Federal and state governments spent 6.43 trillion rupees ($84 billion) to fund around 1.1 million schools in 2019/20, or about 3.1% of gross domestic product compared to 6% recommended by various government panels.

Economists said the rising cost of private education was not fully factored into the inflation data, as it is weighted at just 4.5% in the consumer price index based on a ten-year-old model.
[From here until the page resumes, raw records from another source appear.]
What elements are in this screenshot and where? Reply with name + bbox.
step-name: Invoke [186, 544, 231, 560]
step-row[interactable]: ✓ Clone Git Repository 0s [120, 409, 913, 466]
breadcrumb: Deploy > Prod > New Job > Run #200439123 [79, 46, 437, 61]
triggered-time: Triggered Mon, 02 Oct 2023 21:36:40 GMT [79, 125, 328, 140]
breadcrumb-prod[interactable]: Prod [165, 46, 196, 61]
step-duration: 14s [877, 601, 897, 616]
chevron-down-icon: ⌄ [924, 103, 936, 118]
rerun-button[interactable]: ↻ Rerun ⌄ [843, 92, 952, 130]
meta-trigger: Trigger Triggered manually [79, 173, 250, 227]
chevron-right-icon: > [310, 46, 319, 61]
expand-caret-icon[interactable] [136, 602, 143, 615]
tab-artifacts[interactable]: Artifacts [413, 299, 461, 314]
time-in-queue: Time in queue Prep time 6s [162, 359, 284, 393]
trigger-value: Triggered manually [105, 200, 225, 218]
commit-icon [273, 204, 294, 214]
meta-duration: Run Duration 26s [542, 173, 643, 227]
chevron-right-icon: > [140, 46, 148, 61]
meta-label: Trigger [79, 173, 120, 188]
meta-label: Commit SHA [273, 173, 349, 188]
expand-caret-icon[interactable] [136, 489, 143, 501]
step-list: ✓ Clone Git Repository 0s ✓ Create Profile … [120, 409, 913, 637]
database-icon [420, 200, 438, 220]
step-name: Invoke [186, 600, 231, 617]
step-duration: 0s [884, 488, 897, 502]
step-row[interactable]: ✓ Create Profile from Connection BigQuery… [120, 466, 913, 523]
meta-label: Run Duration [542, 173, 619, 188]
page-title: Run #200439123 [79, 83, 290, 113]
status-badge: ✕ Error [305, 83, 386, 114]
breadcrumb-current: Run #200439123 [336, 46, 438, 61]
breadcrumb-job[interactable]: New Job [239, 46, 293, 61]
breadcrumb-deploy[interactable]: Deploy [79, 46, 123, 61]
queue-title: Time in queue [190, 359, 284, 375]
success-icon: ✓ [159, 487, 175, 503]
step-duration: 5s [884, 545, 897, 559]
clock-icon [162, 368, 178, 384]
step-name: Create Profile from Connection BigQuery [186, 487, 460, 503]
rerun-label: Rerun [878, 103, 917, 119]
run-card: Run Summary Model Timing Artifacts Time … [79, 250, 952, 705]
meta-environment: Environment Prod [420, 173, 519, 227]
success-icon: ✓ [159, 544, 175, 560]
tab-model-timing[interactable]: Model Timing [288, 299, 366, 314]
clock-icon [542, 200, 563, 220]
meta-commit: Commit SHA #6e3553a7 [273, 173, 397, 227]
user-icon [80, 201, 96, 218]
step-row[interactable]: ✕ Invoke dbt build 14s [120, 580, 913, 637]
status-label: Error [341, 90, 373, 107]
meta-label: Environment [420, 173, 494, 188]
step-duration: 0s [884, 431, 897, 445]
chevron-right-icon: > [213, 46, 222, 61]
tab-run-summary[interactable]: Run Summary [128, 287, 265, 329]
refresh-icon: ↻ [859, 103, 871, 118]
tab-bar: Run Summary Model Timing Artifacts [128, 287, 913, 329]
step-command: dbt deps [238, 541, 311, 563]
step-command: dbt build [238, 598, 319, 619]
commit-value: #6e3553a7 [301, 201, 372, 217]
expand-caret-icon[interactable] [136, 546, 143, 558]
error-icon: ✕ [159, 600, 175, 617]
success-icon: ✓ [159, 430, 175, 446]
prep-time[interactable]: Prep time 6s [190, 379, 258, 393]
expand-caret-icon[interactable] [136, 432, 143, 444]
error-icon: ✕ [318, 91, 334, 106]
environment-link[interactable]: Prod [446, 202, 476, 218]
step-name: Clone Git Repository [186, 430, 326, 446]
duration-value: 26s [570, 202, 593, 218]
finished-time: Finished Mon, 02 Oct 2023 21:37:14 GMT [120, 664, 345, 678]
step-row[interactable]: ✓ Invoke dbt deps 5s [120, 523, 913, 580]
Devendra Pant, chief economist at India Ratings, the Indian arm of ratings agency Fitch, said rising education costs were part of a second wave of inflation households were facing after a rising world prices for crude oil and other raw materials.

“This would have a significant impact on the monthly household budget and could force many to cut spending on other products and services.”

Some parents have been caught in a nightmarish trap that could completely deprive their children of an education.

Sanjay Kumar Vaghela, an Ahmedabad city driver who had to borrow money after losing his job, said he could not afford the higher school fees for his daughter or pay the 18,000 rupees he still owed to his school.

The school asked him to pay the outstanding fees before issuing a transfer certificate, without which no public school was willing to admit his daughter, he said.

“My daughter can stay uneducated forever because I have no money to pay,” he said.

($1 = 76.4830 Indian rupees)

(Additional reporting by Sumit Khanna in Ahmedabad, Rupak De Chowdhuri in Kolkata, Swati Bhat in Mumbai; Editing by Mike Collett-White and Robert Birsel)

(Only the title and image of this report may have been edited by Business Standard staff; the rest of the content is auto-generated from a syndicated feed.)